Turn a local web project — or any hosted web app — into a macOS Dock-launchable .app bundle — a native window, its own Dock icon, and clean start/stop — without Electron, Tauri, or a rewrite.

Unofficial community project — not affiliated with, endorsed by, or sponsored by Anthropic or OpenAI. "Claude Code" and "Codex" are their respective owners' marks, named here only to say which assistants app-it plugs into. This is an independent open-source tool built by one developer.

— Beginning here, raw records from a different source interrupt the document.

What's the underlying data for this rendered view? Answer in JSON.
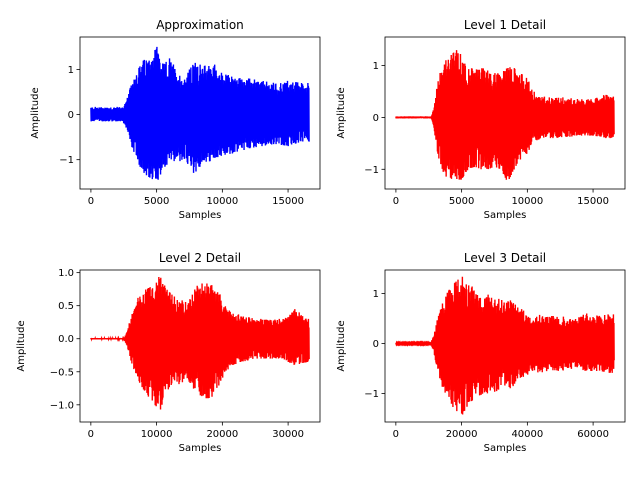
{
  "figure": {
    "background": "#ffffff"
  },
  "chart_data": [
    {
      "type": "line",
      "title": "Approximation",
      "xlabel": "Samples",
      "ylabel": "Amplitude",
      "color": "#0000ff",
      "xlim": [
        -830,
        17430
      ],
      "ylim": [
        -1.65,
        1.72
      ],
      "xticks": [
        0,
        5000,
        10000,
        15000
      ],
      "xtick_labels": [
        "0",
        "5000",
        "10000",
        "15000"
      ],
      "yticks": [
        -1,
        0,
        1
      ],
      "ytick_labels": [
        "−1",
        "0",
        "1"
      ],
      "n_samples": 16600,
      "envelope": {
        "x": [
          0,
          2400,
          2700,
          3000,
          3300,
          3600,
          4000,
          4500,
          5000,
          5500,
          6000,
          6500,
          7000,
          7500,
          8000,
          8500,
          9000,
          9500,
          10000,
          11000,
          12000,
          13000,
          14000,
          15000,
          16000,
          16500
        ],
        "max": [
          0.17,
          0.17,
          0.3,
          0.6,
          0.9,
          1.05,
          1.2,
          1.3,
          1.58,
          1.1,
          1.25,
          1.0,
          0.8,
          1.0,
          1.2,
          1.05,
          1.15,
          1.1,
          0.9,
          0.85,
          0.8,
          0.75,
          0.7,
          0.75,
          0.7,
          0.7
        ],
        "min": [
          -0.15,
          -0.15,
          -0.3,
          -0.6,
          -0.9,
          -1.1,
          -1.3,
          -1.4,
          -1.52,
          -1.2,
          -1.1,
          -1.0,
          -1.1,
          -1.2,
          -1.38,
          -1.0,
          -1.1,
          -1.0,
          -0.9,
          -0.85,
          -0.75,
          -0.7,
          -0.65,
          -0.7,
          -0.6,
          -0.6
        ]
      }
    },
    {
      "type": "line",
      "title": "Level 1 Detail",
      "xlabel": "Samples",
      "ylabel": "Amplitude",
      "color": "#ff0000",
      "xlim": [
        -830,
        17430
      ],
      "ylim": [
        -1.38,
        1.55
      ],
      "xticks": [
        0,
        5000,
        10000,
        15000
      ],
      "xtick_labels": [
        "0",
        "5000",
        "10000",
        "15000"
      ],
      "yticks": [
        -1,
        0,
        1
      ],
      "ytick_labels": [
        "−1",
        "0",
        "1"
      ],
      "n_samples": 16600,
      "envelope": {
        "x": [
          0,
          2700,
          2900,
          3100,
          3400,
          3800,
          4200,
          4600,
          5000,
          5500,
          6000,
          6500,
          7000,
          7500,
          8000,
          8500,
          9000,
          9500,
          10000,
          10500,
          11000,
          12000,
          13000,
          14000,
          15000,
          16000,
          16500
        ],
        "max": [
          0.02,
          0.02,
          0.2,
          0.6,
          0.95,
          1.1,
          1.2,
          1.3,
          1.2,
          1.0,
          0.9,
          1.0,
          0.9,
          0.85,
          0.9,
          0.95,
          1.0,
          0.85,
          0.75,
          0.5,
          0.4,
          0.4,
          0.38,
          0.35,
          0.35,
          0.45,
          0.4
        ],
        "min": [
          -0.02,
          -0.02,
          -0.2,
          -0.6,
          -0.95,
          -1.15,
          -1.28,
          -1.2,
          -1.2,
          -1.0,
          -0.95,
          -1.0,
          -1.0,
          -0.95,
          -1.0,
          -1.25,
          -1.0,
          -0.8,
          -0.7,
          -0.5,
          -0.4,
          -0.4,
          -0.38,
          -0.35,
          -0.35,
          -0.4,
          -0.4
        ]
      }
    },
    {
      "type": "line",
      "title": "Level 2 Detail",
      "xlabel": "Samples",
      "ylabel": "Amplitude",
      "color": "#ff0000",
      "xlim": [
        -1650,
        34850
      ],
      "ylim": [
        -1.26,
        1.04
      ],
      "xticks": [
        0,
        10000,
        20000,
        30000
      ],
      "xtick_labels": [
        "0",
        "10000",
        "20000",
        "30000"
      ],
      "yticks": [
        -1.0,
        -0.5,
        0.0,
        0.5,
        1.0
      ],
      "ytick_labels": [
        "−1.0",
        "−0.5",
        "0.0",
        "0.5",
        "1.0"
      ],
      "n_samples": 33200,
      "envelope": {
        "x": [
          0,
          5000,
          5500,
          6000,
          6800,
          7600,
          8500,
          9500,
          10500,
          11500,
          12500,
          13500,
          14500,
          15500,
          16500,
          17500,
          18500,
          19500,
          20500,
          21500,
          23000,
          25000,
          27000,
          29000,
          31000,
          33000
        ],
        "max": [
          0.01,
          0.01,
          0.1,
          0.3,
          0.55,
          0.7,
          0.8,
          0.85,
          0.95,
          0.75,
          0.65,
          0.6,
          0.55,
          0.7,
          0.85,
          0.9,
          0.8,
          0.7,
          0.5,
          0.4,
          0.35,
          0.3,
          0.3,
          0.3,
          0.45,
          0.3
        ],
        "min": [
          -0.01,
          -0.01,
          -0.1,
          -0.3,
          -0.55,
          -0.7,
          -0.85,
          -0.95,
          -1.15,
          -0.8,
          -0.7,
          -0.7,
          -0.6,
          -0.75,
          -0.85,
          -0.9,
          -0.9,
          -0.7,
          -0.5,
          -0.4,
          -0.35,
          -0.3,
          -0.3,
          -0.3,
          -0.4,
          -0.35
        ]
      }
    },
    {
      "type": "line",
      "title": "Level 3 Detail",
      "xlabel": "Samples",
      "ylabel": "Amplitude",
      "color": "#ff0000",
      "xlim": [
        -3300,
        69700
      ],
      "ylim": [
        -1.57,
        1.47
      ],
      "xticks": [
        0,
        20000,
        40000,
        60000
      ],
      "xtick_labels": [
        "0",
        "20000",
        "40000",
        "60000"
      ],
      "yticks": [
        -1,
        0,
        1
      ],
      "ytick_labels": [
        "−1",
        "0",
        "1"
      ],
      "n_samples": 66400,
      "envelope": {
        "x": [
          0,
          10500,
          11500,
          12500,
          14000,
          15500,
          17000,
          18500,
          20000,
          21500,
          23000,
          25000,
          27000,
          29000,
          31000,
          33000,
          35000,
          37000,
          39000,
          41000,
          43000,
          46000,
          50000,
          54000,
          58000,
          62000,
          66000
        ],
        "max": [
          0.01,
          0.01,
          0.15,
          0.45,
          0.8,
          1.0,
          1.15,
          1.25,
          1.35,
          1.25,
          1.15,
          1.05,
          0.95,
          1.0,
          0.9,
          0.85,
          0.9,
          0.75,
          0.65,
          0.55,
          0.6,
          0.55,
          0.55,
          0.5,
          0.6,
          0.55,
          0.6
        ],
        "min": [
          -0.01,
          -0.01,
          -0.15,
          -0.5,
          -0.85,
          -1.05,
          -1.25,
          -1.35,
          -1.45,
          -1.3,
          -1.15,
          -1.05,
          -1.0,
          -1.0,
          -0.95,
          -0.85,
          -0.9,
          -0.8,
          -0.65,
          -0.6,
          -0.6,
          -0.55,
          -0.55,
          -0.5,
          -0.55,
          -0.55,
          -0.6
        ]
      }
    }
  ]
}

A real app-it build in motion: double-click the Fjord demo's Dock icon, its native window opens, ⌘Q quits and frees the port

A real app-it build, in motion. Fjord is an ordinary local web project (node server.js); app-it turns it into a native macOS app — double-click launches it, the window opens with its own Dock icon, and ⌘Q quits the app and frees the dev-server port. The actual generated app, not a mockup.

Status — Working, in daily use. The launcher templates are battle-tested across 12+ real projects; v0.1.0 is the first standalone, marketplace-installable release. macOS only, by design.

Windows beta — macOS is in daily use; Windows is an early beta, now with its first real-hardware fixes but still needing more. A complete sibling plugin (plugins/app-it-windows/), gated by a required windows-latest CI job (build · PowerShell lint · manifest parse · icon round-trip), mirrors the macOS contract with Windows primitives. The author runs only macOS, so for a long time it had never touched real Windows hardware; that changed with #8, the first run on an actual Windows machine, and a run of fixes since — a real start, not a finish line. If you're on Windows and want to help harden it, the doorway is docs/WINDOWS.md.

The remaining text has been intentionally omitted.